The Raven earns national honor with ‘Bookstore of the Year’ recognition from Publishers Weekly

photo by: Austin Hornbostel/Journal-World

The Raven Book Store is pictured on Wednesday, May 25, 2022. The Raven was recognized by Publishers Weekly Tuesday as its "Bookstore of the Year," beating out four other booksellers around the country for the honor.

The Raven Book Store, already a fixture of downtown Lawrence, has added a nationwide honor to its resume — the locally owned bookseller was recognized Tuesday by Publishers Weekly as its “Bookstore of the Year.”

In receiving the recognition, the Raven beat out four stores located across the country: Books Are Magic, of Brooklyn, N.Y.; Mitchell’s Book Corner, of Nantucket, Mass.; Two Birds Books, of Santa Cruz, Calif.; and Madison Books, of Seattle.
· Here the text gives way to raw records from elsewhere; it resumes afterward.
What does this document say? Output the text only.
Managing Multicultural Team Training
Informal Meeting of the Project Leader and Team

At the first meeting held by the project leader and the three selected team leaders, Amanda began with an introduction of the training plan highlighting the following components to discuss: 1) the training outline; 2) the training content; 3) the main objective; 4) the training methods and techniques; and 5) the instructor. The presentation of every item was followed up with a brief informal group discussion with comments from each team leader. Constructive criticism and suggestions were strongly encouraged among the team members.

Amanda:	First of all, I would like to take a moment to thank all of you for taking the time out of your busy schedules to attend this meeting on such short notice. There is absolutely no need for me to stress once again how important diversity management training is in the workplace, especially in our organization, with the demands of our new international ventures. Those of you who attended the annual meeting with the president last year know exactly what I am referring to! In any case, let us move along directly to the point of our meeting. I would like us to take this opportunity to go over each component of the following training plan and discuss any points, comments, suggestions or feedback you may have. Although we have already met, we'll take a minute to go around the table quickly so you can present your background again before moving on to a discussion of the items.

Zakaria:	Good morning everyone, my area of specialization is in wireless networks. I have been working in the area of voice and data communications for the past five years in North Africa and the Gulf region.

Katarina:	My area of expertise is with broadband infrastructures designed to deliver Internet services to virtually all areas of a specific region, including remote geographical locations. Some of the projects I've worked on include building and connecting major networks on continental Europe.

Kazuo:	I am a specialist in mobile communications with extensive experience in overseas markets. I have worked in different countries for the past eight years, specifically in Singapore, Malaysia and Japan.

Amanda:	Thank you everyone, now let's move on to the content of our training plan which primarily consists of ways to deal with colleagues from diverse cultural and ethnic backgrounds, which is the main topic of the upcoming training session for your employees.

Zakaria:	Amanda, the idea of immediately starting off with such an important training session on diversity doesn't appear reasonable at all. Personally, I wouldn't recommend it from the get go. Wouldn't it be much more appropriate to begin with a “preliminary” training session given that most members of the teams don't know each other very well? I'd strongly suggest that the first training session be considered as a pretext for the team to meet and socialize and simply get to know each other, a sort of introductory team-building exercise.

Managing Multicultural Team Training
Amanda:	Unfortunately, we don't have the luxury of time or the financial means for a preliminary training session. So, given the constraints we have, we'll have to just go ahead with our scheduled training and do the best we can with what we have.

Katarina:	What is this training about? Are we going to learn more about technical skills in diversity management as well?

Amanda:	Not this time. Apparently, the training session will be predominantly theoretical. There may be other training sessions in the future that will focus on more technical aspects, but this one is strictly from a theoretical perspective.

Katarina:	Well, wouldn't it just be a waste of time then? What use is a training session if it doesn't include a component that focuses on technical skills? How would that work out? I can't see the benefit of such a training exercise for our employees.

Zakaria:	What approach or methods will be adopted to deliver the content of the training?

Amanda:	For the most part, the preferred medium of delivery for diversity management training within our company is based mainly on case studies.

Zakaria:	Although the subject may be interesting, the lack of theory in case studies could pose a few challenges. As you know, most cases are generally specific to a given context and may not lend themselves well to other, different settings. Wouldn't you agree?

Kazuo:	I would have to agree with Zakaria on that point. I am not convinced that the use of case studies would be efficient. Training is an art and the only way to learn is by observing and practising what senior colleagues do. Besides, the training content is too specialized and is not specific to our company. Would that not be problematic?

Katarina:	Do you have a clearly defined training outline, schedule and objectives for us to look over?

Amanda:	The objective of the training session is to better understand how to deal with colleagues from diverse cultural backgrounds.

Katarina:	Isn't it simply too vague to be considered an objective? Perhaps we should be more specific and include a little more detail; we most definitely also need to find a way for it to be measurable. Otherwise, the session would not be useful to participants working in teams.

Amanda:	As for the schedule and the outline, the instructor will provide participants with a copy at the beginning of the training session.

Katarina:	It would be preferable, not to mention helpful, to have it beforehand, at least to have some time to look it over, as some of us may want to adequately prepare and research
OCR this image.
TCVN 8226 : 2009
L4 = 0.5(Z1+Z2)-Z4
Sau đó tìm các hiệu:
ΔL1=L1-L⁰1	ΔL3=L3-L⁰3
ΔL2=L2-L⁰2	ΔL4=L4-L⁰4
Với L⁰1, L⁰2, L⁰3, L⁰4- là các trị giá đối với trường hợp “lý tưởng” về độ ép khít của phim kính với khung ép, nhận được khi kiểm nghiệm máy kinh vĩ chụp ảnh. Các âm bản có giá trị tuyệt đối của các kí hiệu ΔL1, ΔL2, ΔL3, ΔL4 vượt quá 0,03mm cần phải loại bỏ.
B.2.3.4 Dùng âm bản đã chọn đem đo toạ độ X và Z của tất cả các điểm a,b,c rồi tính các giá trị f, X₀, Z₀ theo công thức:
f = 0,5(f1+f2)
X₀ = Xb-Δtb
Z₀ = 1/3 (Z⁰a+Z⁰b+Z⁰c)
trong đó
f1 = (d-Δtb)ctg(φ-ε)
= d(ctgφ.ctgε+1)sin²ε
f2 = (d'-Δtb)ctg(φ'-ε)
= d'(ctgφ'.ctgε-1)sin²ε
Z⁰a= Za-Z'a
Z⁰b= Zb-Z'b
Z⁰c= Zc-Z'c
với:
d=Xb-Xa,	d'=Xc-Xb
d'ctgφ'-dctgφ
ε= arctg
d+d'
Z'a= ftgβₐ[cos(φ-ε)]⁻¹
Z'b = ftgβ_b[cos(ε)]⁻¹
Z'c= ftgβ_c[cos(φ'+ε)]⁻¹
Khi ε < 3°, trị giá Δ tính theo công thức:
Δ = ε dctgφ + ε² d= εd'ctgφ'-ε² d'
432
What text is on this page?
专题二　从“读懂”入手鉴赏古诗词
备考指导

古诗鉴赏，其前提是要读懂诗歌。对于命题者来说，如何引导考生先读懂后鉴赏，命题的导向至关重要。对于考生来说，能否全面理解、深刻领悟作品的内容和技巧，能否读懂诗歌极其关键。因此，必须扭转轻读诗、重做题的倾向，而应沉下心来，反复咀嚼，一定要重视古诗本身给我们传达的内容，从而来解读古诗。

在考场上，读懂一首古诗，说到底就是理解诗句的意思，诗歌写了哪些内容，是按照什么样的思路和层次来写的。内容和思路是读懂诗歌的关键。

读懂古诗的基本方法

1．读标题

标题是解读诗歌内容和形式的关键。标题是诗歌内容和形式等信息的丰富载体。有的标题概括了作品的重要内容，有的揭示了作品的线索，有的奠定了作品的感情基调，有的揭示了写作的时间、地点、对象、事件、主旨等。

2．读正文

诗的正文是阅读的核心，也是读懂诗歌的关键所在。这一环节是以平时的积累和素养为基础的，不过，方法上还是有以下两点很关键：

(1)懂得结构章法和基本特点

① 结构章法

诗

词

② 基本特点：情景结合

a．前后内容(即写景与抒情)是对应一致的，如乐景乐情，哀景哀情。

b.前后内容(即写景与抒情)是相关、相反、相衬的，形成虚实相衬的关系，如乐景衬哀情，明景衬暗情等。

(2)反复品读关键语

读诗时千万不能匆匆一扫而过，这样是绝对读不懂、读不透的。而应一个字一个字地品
The Raven’s owner, Danny Caine, spoke with the Journal-World about the honor Wednesday afternoon. Caine was quick to shower praise on the other nominees, calling them “amazing stores.” He said booksellers form a community that ignores geographical distance, and it shows in how they root for one another. Fellow finalist Books Are Magic even sent the Raven congratulatory flowers, Caine said, and Madison Books tweeted that it was hoping for a five-way tie for the award.

“A couple really exciting new upstarts, and a couple of total icons in the bookselling world, and people we really look up to,” Caine said. “One of the biggest honors of this whole thing was just being able to be mentioned in the same breath so many times with those other great stores that we look to for inspiration and guidance and solidarity and friendship.”

Caine said it’s a recognition that doesn’t happen without the support of the shop’s patrons. Bookselling is community work, he said, and the community is what allows for the Raven’s ability to pursue social justice work and a feasible employee ownership program, among other things.

photo by: Chad Lawhorn

Owner Danny Caine is pictured in The Raven’s new children’s book section. The children’s section in the new store is significantly larger than what was in the old store.

Caine bought the bookstore five years ago and sold 49% of its ownership to employees in January. As it stands, there are seven of those employee-owners, and Caine said they and the store’s 14 other booksellers have all played key roles in making the Raven an award-winning business.

Caine passed along a message that one of those employee-owners, children’s manager Mary Wahlmeier Bracciano, shared Tuesday after learning the Raven had won the award.

“In my experience, growing up in Kansas means being made to feel insignificant, inferior and ill-informed,” Wahlmeier Bracciano said. “Being a part of the Raven has made me realize that Kansas is beautiful, Kansas is special, and if people like us stick around, Kansas will be a better place. This award is for everyone who’s ever worked at the Raven, for all of our customers — especially our regulars, many of whom are treasured friends — and for our wonderful cats, Dashiell and Ngaio.”

An award like this doesn’t happen in a vacuum, though. Caine said everyone at the store owes it not just to their present-day work but also to the foundation set by its former owners: Pat Kehde and Mary Lou Wright, who owned the Raven from 1987 to 2008, and Heidi Raak, who owned the Raven from 2008 to 2017.

“… There was 30 years of hard work before I got here, and all the previous owners understood that, too,” Caine said. “We’re just hoping to continue their legacy of community-building.”

It’s a time to stop and celebrate, but Caine said the work is never done. As for what’s next, Caine said everyone at the Raven is working hard to make the store and the world a better place. To that end, he noted a few goals for the future. Long term, he said the store will continue to settle in at its new location at 809 Massachusetts St. and build on its employee ownership structure.

But in the more immediate future, Caine said the Raven plans to have a voice in the conversation about reproductive rights in Kansas. In the shop proper, Caine said there’s been an expansion to the store’s children’s book and genre fiction sections, and the hope is to keep building on that growth.

“It’s another chapter in a really long story,” Caine said. “The story of the Raven in Lawrence is a really wonderful story; we’re happy to play a small part in this chapter of it.”

photo by: Nick Krug

Raven Book Store owner Danny Caine is pictured with one of the shop’s cats in this file photo from 2017.